Bear Häon

AI Research Scientist - Robotics @ Axon

I'm an AI Research Scientist interested in enabling trustworthy autonomy for extreme environments. I work on the Robotics team at Axon.

I earned my Master's at UC Berkeley in 2024 with a joint EECS/ME concentration in Robotics and Autonomous Systems. I was supported as a Schmidt Futures Quad Fellow, NSF DToD Fellow, UC CITRIS Fellow and Foresight Institute Fellow – and interned as an AI Engineer at AMD. My graduate research at the EECS Hybrid Systems Laboratory – led by EECS Chair Prof. Claire Tomlin – was supported by DARPA ANSR, NSF SLES, ONR LEARN – and introduced Mechanistic Interpretability for Vision Language Action Models [CoRL 2025].

My air/land/sea research spans foundation models, reinforcement learning, classical-robotics, and physics simulators. It is anchored by two thrusts:
  • Trustworthy Autonomy: Attribution-based protocols to interpret, validate, and steer learned control policies toward safe and aligned behavior.
  • Isolated Embodied-AI: ML methods in perception/planning/control to enable single/multi-agent systems without network connectivity/energy resupply.

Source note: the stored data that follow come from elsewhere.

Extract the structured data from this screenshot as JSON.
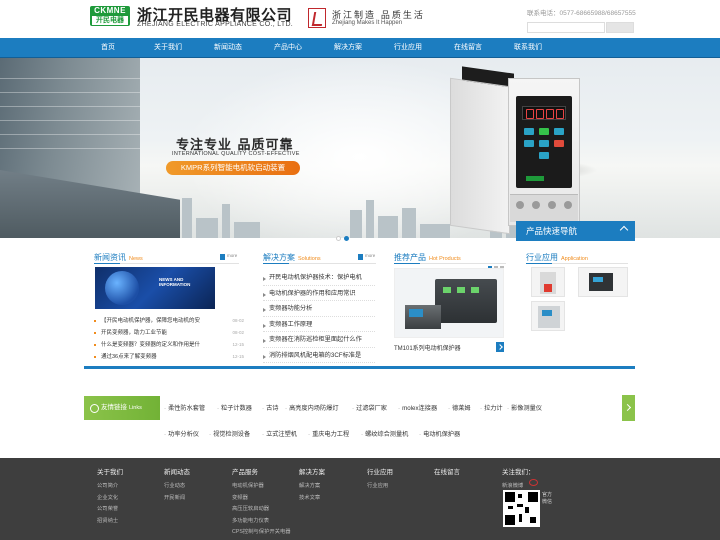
{
  "header": {
    "logo_en": "CKMNE",
    "logo_cn": "开民电器",
    "company_cn": "浙江开民电器有限公司",
    "company_en": "ZHEJIANG ELECTRIC APPLIANCE CO., LTD.",
    "slogan_cn": "浙江制造 品质生活",
    "slogan_en": "Zhejiang Makes It Happen",
    "hotline": "联系电话：0577-68665988/68657555"
  },
  "nav": [
    "首页",
    "关于我们",
    "新闻动态",
    "产品中心",
    "解决方案",
    "行业应用",
    "在线留言",
    "联系我们"
  ],
  "banner": {
    "title": "专注专业  品质可靠",
    "subtitle": "INTERNATIONAL QUALITY COST-EFFECTIVE",
    "pill": "KMPR系列智能电机软启动装置",
    "slides": 2,
    "active_slide": 2
  },
  "quick_nav": {
    "title": "产品快速导航"
  },
  "news": {
    "title": "新闻资讯",
    "title_en": "News",
    "more": "more",
    "image_tag": "NEWS AND INFORMATION",
    "items": [
      {
        "text": "【开民电动机保护器，保障您电动机的安",
        "date": "08-02"
      },
      {
        "text": "开民变频器，助力工业节能",
        "date": "08-02"
      },
      {
        "text": "什么是变频器？变频器的定义和作用是什",
        "date": "12-15"
      },
      {
        "text": "通过36点来了解变频器",
        "date": "12-15"
      }
    ]
  },
  "solutions": {
    "title": "解决方案",
    "title_en": "Solutions",
    "more": "more",
    "items": [
      "开民电动机保护器技术：保护电机",
      "电动机保护器的作用和应用常识",
      "变频器功能分析",
      "变频器工作原理",
      "变频器在消防巡检柜里面起什么作",
      "消防排烟风机配电箱的3CF标准是"
    ]
  },
  "products": {
    "title": "推荐产品",
    "title_en": "Hot Products",
    "caption": "TM101系列电动机保护器"
  },
  "industry": {
    "title": "行业应用",
    "title_en": "Application"
  },
  "links": {
    "title": "友情链接",
    "title_en": "Links",
    "row1": [
      "柔性防水套管",
      "粒子计数器",
      "古诗",
      "高亮度内场防爆灯",
      "过滤袋厂家",
      "molex连接器",
      "德莱姆",
      "拉力计",
      "影像测量仪"
    ],
    "row2": [
      "功率分析仪",
      "视觉检测设备",
      "立式注塑机",
      "重庆电力工程",
      "螺纹综合测量机",
      "电动机保护器"
    ]
  },
  "footer": {
    "cols": [
      {
        "title": "关于我们",
        "items": [
          "公司简介",
          "企业文化",
          "公司荣誉",
          "招贤纳士"
        ]
      },
      {
        "title": "新闻动态",
        "items": [
          "行业动态",
          "开民新闻"
        ]
      },
      {
        "title": "产品服务",
        "items": [
          "电动机保护器",
          "变频器",
          "高压压软启动器",
          "多功能电力仪表",
          "CPS控制与保护开关电器"
        ]
      },
      {
        "title": "解决方案",
        "items": [
          "解决方案",
          "技术文章"
        ]
      },
      {
        "title": "行业应用",
        "items": [
          "行业应用"
        ]
      },
      {
        "title": "在线留言",
        "items": []
      },
      {
        "title": "关注我们：",
        "items": [
          "新浪微博"
        ]
      }
    ],
    "qr_label": "官方微信"
  }
}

Orbiting my work in intelligent systems – I reach to disciplines that map contours of societies: economics/history/geography. I was a 2023 AI Safety Fellow at the University of Cambridge and a 2024 Frédéric Bastiat Fellow at the Mercatus Center. I enjoy competitive team sports and currently play ice hockey.

Publications

Mechanistic Interpretability for Steering Vision Language Action Models

CoRL 2025

Mechanistic Interpretability for Steering Vision Language Action Models

Bear Häon, Kaylene Stocking, Ian Chuang, Claire Tomlin

We introduce a new, interpretable interface for zero-shot robot control.